Northern Ireland is officially a separate country from the Republic of Ireland and is still considered part of the United Kingdom. This means that when you cross the border from Ireland to Northern Ireland, currencies changes and your prices will no longer be in euros but in British pounds. While flights into Belfast can be found, if you are traveling on a budget you will most likely fly to Dublin. From this capital city, you can continue your trip to Northern Ireland by train, bus, or rental car. A new motorway linking Dublin and Belfast has cut down on travel time between the two cities, making Belfast an easy trip from Dublin in less than a day.

Most Northern Ireland travel begins in Belfast. Belfast is both the largest city and the capital of Northern Ireland. A major seaport, Belfast was once a very important place for industry. Many people don’t know that the famous ocean liner the Titanic was built in the Belfast shipyards. However, industry has declined in recent decades, and Belfast had an opportunity to reinvent itself. The compact city has a variety of architecture including Georgian, Edwardian, and Victorian influences. Some of the top attractions in the city include Belfast City Hall, the Grand Opera House, Belfast Castle, and Queen’s University. If you’re traveling with kids, the Belfast Zoo and the W5 Interactive Science Centre are perfect for an afternoon’s entertainment.

Many visitors plan Northern Ireland travel to explore the country beyond Belfast. One of the most popular attractions on the whole island is the Giant’s Causeway, located along the coast in County Antrim. The result of a volcanic eruption, the stunning basalt columns are all hexagons, and the tallest stand at 36 feet. Watching the waves crash against the rocky coast at this UNESCO World Heritage Site is sure to be a memorable moment during your trip to Northern Ireland. Other popular activities along the shoreline include fishing, kayaking, and other water sports. Another attraction not to be along this coast is the Carrick-a-Rede Rope Bridge, offering an adventurous crossing between two cliffs.
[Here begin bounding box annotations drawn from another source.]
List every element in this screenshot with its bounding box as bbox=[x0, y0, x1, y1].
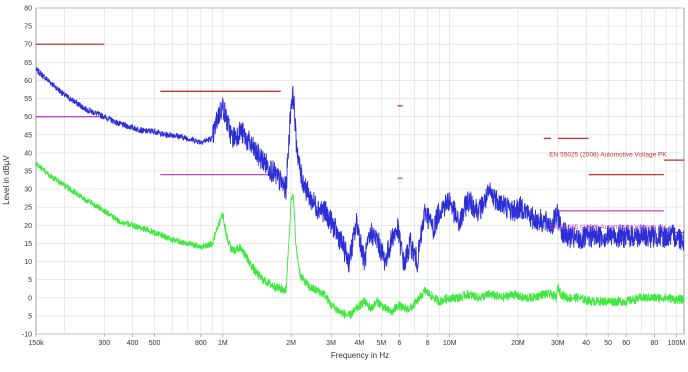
y-tick-label: 70 bbox=[24, 42, 32, 49]
y-tick-label: 10 bbox=[24, 259, 32, 266]
x-tick-label: 3M bbox=[326, 340, 336, 347]
y-tick-label: 40 bbox=[24, 150, 32, 157]
y-tick-label: 60 bbox=[24, 78, 32, 85]
grid bbox=[35, 7, 685, 335]
x-tick-label: 8 bbox=[426, 340, 430, 347]
y-tick-label: 20 bbox=[24, 223, 32, 230]
tick-labels: -10505101520253035404550556065707580150k… bbox=[22, 6, 685, 348]
y-tick-label: 65 bbox=[24, 60, 32, 67]
x-tick-label: 6 bbox=[397, 340, 401, 347]
y-tick-label: 75 bbox=[24, 24, 32, 31]
y-tick-label: 35 bbox=[24, 169, 32, 176]
x-tick-label: 20M bbox=[511, 340, 525, 347]
x-tick-label: 40 bbox=[582, 340, 590, 347]
x-tick-label: 2M bbox=[286, 340, 296, 347]
y-tick-label: 5 bbox=[28, 277, 32, 284]
x-tick-label: 4M bbox=[355, 340, 365, 347]
y-tick-label: 25 bbox=[24, 205, 32, 212]
limit-annotation: EN 55025 (2008) Automotive Voltage AV bbox=[549, 224, 666, 231]
x-tick-label: 100M bbox=[668, 340, 686, 347]
x-tick-label: 5M bbox=[376, 340, 386, 347]
x-tick-label: 10M bbox=[443, 340, 457, 347]
series-line bbox=[36, 66, 684, 273]
y-tick-label: 80 bbox=[24, 6, 32, 13]
y-tick-label: 15 bbox=[24, 241, 32, 248]
x-tick-label: 400 bbox=[127, 340, 139, 347]
x-tick-label: 30M bbox=[551, 340, 565, 347]
y-axis-title: Level in dBµV bbox=[2, 155, 11, 205]
limit-annotation: EN 55025 (2008) Automotive Voltage PK bbox=[549, 152, 667, 159]
x-tick-label: 150k bbox=[28, 340, 44, 347]
data-series bbox=[36, 66, 684, 319]
limit-lines bbox=[36, 43, 684, 234]
x-tick-label: 1M bbox=[218, 340, 228, 347]
x-tick-label: 500 bbox=[149, 340, 161, 347]
x-tick-label: 800 bbox=[195, 340, 207, 347]
x-tick-label: 80 bbox=[651, 340, 659, 347]
y-tick-label: 45 bbox=[24, 132, 32, 139]
y-tick-label: 30 bbox=[24, 187, 32, 194]
x-tick-label: 300 bbox=[98, 340, 110, 347]
x-axis-title: Frequency in Hz bbox=[331, 351, 389, 360]
y-tick-label: -10 bbox=[22, 332, 32, 339]
y-tick-label: 50 bbox=[24, 114, 32, 121]
x-tick-label: 60 bbox=[622, 340, 630, 347]
x-tick-label: 50 bbox=[604, 340, 612, 347]
series-line bbox=[36, 161, 684, 319]
limit-annotations: EN 55025 (2008) Automotive Voltage PK EN … bbox=[549, 152, 667, 231]
y-tick-label: 55 bbox=[24, 96, 32, 103]
y-tick-label: 0 bbox=[28, 295, 32, 302]
y-tick-label: 5 bbox=[28, 313, 32, 320]
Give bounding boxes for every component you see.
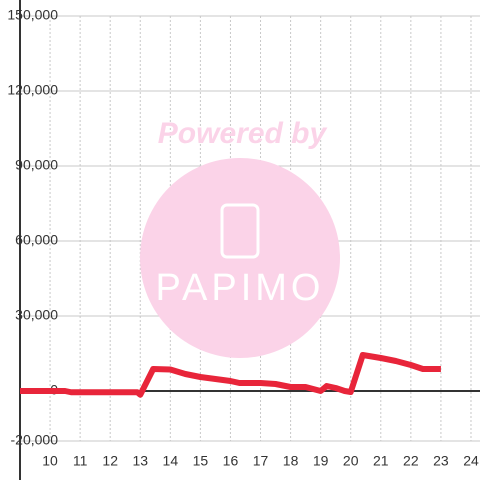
y-tick-label: 30,000	[15, 307, 58, 323]
y-tick-label: -20,000	[11, 432, 59, 448]
watermark-text: PAPIMO	[156, 267, 325, 309]
watermark: Powered by PAPIMO	[140, 117, 340, 358]
x-tick-label: 22	[403, 453, 419, 469]
data-line	[20, 352, 441, 398]
x-tick-label: 11	[73, 453, 88, 469]
x-tick-label: 13	[132, 453, 148, 469]
y-tick-label: 120,000	[7, 82, 58, 98]
x-tick-label: 15	[193, 453, 209, 469]
x-tick-label: 14	[163, 453, 179, 469]
x-tick-label: 24	[463, 453, 479, 469]
y-tick-label: 90,000	[15, 157, 58, 173]
x-tick-label: 21	[373, 453, 389, 469]
x-tick-label: 10	[42, 453, 58, 469]
x-tick-label: 17	[253, 453, 269, 469]
x-tick-label: 19	[313, 453, 329, 469]
x-tick-label: 23	[433, 453, 449, 469]
phone-icon	[220, 203, 260, 259]
x-tick-label: 18	[283, 453, 299, 469]
watermark-text: Powered by	[158, 117, 328, 150]
x-tick-label: 16	[223, 453, 239, 469]
y-tick-label: 60,000	[15, 232, 58, 248]
x-tick-label: 20	[343, 453, 359, 469]
x-tick-label: 12	[102, 453, 118, 469]
y-tick-label: 150,000	[7, 7, 58, 23]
History buffs should plan a Northern Ireland trip just to see the castles, monuments, and monasteries spread throughout the island. From Norman castles to Stone Age archaeological sites, you will learn about all the people who called this area of the island home over the centuries. Some of the top attractions to see include Enniskillen Castle, Devenish Island Monastic Site, and Beaghmore Stone Circles. Beyond history, Northern Ireland also offers visitors a variety of artistic, cultural, and culinary adventures. Contemporary Northern Ireland is flourishing and waiting for your visit!